La liste des symptômes dressée, il restera à nommer le mal en cause. Gagnons du temps et donnons-lui tout de suite son nom, l'Institution Présidentielle. Institution dans laquelle est fait place, il ne la remet pas en cause, le droit de coasser.
D'où nous vient cette étrange maladie ? Comment s'est-elle développée et propagée ? A ces questions, les nosographes confrontés ont fini par répondre et rendre leur diagnostic.
Terrain génétique tout d'abord, avec le génome très particulier de la Ve République et sa tendance, depuis la conception, à la très forte personnalisation du Pouvoir.
Mais pas que. Un terrain génétique, certes. Mais alors, comment expliquer le peu d'évolutivité du mal durant si longtemps, presque 40 ans, et sa décompensation brutale et foudroyante au tournant des années 2000-2005 ? Quelque chose s'est passé à ce moment-là. Quoi ?
La réponse nous a été donnée par la bactériologie. Eh oui, le terrain propice dès l'origine au pouvoir personnel a donné lieu à l'éclosion d'un processus infectieux par une bactérie peu connue et longtemps considérée dans les milieux spécialisés comme intègre, non pathogène et peu virulente. Non pas Escherischia Coli, cette bactérie commensale et rarement pathogène de notre flore digestive, mais Lionela Jospini. Les tests en laboratoire sont formels : Lionela Jospini est bien à l'origine de cette évolution pernicieuse baptisée Quinquennite, elle-même aggravée par une manipulation de laborantin sur sa paillasse, l'Inversion du Calendrier. Les spécialistes sont tombés d'accord : ce sont bien ces deux phénomènes qui confèrent toute sa gravité à l'affection Institution Présidentielle.

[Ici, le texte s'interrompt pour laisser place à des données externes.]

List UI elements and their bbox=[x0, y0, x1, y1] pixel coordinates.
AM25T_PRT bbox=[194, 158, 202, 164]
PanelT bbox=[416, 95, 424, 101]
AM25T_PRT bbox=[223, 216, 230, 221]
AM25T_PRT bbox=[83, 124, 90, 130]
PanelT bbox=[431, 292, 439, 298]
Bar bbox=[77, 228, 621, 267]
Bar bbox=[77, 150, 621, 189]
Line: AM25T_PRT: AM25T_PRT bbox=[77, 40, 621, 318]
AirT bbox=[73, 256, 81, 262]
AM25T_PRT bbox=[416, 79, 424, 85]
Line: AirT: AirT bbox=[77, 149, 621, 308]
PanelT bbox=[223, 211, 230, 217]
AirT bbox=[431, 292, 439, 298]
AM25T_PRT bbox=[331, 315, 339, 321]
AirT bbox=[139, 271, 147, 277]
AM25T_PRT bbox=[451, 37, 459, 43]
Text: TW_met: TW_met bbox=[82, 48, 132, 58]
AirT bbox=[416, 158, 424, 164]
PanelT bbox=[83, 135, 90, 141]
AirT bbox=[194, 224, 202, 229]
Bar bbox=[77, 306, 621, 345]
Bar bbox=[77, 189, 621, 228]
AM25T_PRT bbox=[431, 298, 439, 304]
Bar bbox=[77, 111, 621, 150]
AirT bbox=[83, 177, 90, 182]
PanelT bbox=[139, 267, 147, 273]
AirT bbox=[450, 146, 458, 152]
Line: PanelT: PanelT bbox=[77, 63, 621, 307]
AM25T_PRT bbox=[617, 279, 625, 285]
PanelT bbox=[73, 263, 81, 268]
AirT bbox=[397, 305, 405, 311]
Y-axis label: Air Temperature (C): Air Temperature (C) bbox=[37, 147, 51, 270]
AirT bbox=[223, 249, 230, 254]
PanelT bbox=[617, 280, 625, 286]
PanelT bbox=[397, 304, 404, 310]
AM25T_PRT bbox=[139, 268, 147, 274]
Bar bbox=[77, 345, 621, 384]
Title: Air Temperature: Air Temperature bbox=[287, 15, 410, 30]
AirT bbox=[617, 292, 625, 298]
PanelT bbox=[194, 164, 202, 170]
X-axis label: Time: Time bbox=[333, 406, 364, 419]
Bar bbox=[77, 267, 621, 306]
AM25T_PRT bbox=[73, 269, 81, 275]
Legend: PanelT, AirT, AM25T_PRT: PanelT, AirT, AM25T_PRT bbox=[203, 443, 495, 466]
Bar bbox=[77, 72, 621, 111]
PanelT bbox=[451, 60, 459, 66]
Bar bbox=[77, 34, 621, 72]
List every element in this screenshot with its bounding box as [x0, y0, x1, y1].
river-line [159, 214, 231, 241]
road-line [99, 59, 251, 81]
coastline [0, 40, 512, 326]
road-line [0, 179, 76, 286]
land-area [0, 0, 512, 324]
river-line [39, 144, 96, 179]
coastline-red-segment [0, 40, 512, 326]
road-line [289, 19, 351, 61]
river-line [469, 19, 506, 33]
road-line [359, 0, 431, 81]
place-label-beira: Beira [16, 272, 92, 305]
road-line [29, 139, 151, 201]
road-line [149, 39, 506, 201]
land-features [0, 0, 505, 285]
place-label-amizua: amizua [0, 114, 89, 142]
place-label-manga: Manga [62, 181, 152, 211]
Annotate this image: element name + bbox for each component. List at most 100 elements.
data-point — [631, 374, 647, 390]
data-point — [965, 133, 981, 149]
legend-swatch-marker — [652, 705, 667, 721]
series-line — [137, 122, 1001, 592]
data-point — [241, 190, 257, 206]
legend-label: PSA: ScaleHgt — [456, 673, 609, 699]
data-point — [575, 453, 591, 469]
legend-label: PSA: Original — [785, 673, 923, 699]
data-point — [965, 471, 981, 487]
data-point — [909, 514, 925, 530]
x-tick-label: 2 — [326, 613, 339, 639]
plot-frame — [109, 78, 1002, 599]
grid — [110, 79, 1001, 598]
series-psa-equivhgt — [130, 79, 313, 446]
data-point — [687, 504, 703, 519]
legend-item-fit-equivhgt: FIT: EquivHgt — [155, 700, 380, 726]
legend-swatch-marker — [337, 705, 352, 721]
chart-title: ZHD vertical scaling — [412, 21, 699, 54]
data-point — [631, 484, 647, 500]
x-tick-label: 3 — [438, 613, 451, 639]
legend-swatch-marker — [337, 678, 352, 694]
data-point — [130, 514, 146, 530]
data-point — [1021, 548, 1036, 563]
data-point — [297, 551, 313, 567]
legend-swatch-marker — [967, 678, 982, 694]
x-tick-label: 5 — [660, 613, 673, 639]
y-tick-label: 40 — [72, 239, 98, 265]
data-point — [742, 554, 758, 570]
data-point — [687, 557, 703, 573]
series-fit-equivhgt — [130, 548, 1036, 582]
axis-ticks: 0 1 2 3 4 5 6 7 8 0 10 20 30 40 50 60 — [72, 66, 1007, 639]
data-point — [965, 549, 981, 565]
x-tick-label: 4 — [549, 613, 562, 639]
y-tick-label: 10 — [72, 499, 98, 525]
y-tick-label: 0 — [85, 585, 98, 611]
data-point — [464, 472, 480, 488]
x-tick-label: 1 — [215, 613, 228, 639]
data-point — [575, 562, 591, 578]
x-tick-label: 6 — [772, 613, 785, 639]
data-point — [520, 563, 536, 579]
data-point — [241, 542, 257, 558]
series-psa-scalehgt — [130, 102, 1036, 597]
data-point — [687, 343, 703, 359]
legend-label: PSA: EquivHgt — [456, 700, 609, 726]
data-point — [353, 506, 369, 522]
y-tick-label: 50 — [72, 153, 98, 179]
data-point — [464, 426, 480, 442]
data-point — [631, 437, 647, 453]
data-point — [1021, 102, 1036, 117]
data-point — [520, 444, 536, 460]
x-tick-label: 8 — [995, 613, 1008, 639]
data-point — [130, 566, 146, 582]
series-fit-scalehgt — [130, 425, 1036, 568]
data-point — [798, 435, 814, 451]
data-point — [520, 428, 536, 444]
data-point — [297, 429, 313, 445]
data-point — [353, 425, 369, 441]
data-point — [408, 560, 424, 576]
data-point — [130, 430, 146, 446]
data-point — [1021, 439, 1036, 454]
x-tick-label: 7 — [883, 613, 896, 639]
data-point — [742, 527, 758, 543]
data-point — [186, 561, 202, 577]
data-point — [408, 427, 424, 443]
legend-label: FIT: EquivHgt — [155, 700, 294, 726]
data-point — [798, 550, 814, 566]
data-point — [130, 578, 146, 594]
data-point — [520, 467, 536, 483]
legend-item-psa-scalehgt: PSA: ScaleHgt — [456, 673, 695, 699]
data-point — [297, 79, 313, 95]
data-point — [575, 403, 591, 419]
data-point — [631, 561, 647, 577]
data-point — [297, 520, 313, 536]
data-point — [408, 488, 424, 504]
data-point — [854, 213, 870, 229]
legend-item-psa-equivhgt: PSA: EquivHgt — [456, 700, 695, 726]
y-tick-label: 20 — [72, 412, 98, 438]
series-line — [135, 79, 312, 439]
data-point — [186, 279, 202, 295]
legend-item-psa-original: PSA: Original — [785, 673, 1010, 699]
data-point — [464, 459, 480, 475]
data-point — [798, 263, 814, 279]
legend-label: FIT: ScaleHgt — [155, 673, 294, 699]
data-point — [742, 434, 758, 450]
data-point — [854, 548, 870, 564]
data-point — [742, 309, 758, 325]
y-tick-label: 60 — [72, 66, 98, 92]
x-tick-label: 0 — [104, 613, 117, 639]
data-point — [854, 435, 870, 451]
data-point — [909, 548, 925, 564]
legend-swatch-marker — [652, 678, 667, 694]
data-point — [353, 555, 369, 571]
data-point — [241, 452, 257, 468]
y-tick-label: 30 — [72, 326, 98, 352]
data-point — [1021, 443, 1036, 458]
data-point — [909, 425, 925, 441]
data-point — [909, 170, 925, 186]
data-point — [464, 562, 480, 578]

Tous ces exposés savants, chers lecteurs, pour vous dissuader du coassement. Et surtout de vous impliquer dans le classement du plus mélodieux. Particulièrement dommageable serait la rivalité entre le froufroutant de Rana Colonela et celui plus rauque de Bufo Melencho. Un autre Roi n'y changera rien. L'affection est installée et continuera ses ravages si le point final n'y est mis. Nous en somment loin. Tous nos espoirs résident maintenant dans la découverte d'une nouvelle antibiothérapie active contre les Lionela, Nicolea et autre Marinella, ainsi que dans la mise au point d'un vaccin anti-quinquennite.
En attendant ces armes imparables et définitives, sont conseillées à titre préventif, sans attendre et le plus vite possible, des cures d'implication citoyenne et d'insoumission, où que ce soit, au travail, à l'école, à l'usine ou au bureau, dans le quartier ou le village, pour l'obtention de meilleurs salaires et d'activités plus utiles au bien commun, pour la défense de l'environnement et de la justice sociale. En veillant toujours à ce que tout le monde décide et participe. Sans oublier l'invention de nouvelles formes collaboratives, représentatives et révocatoires destinées au moins à limiter les effets de la quinquennite.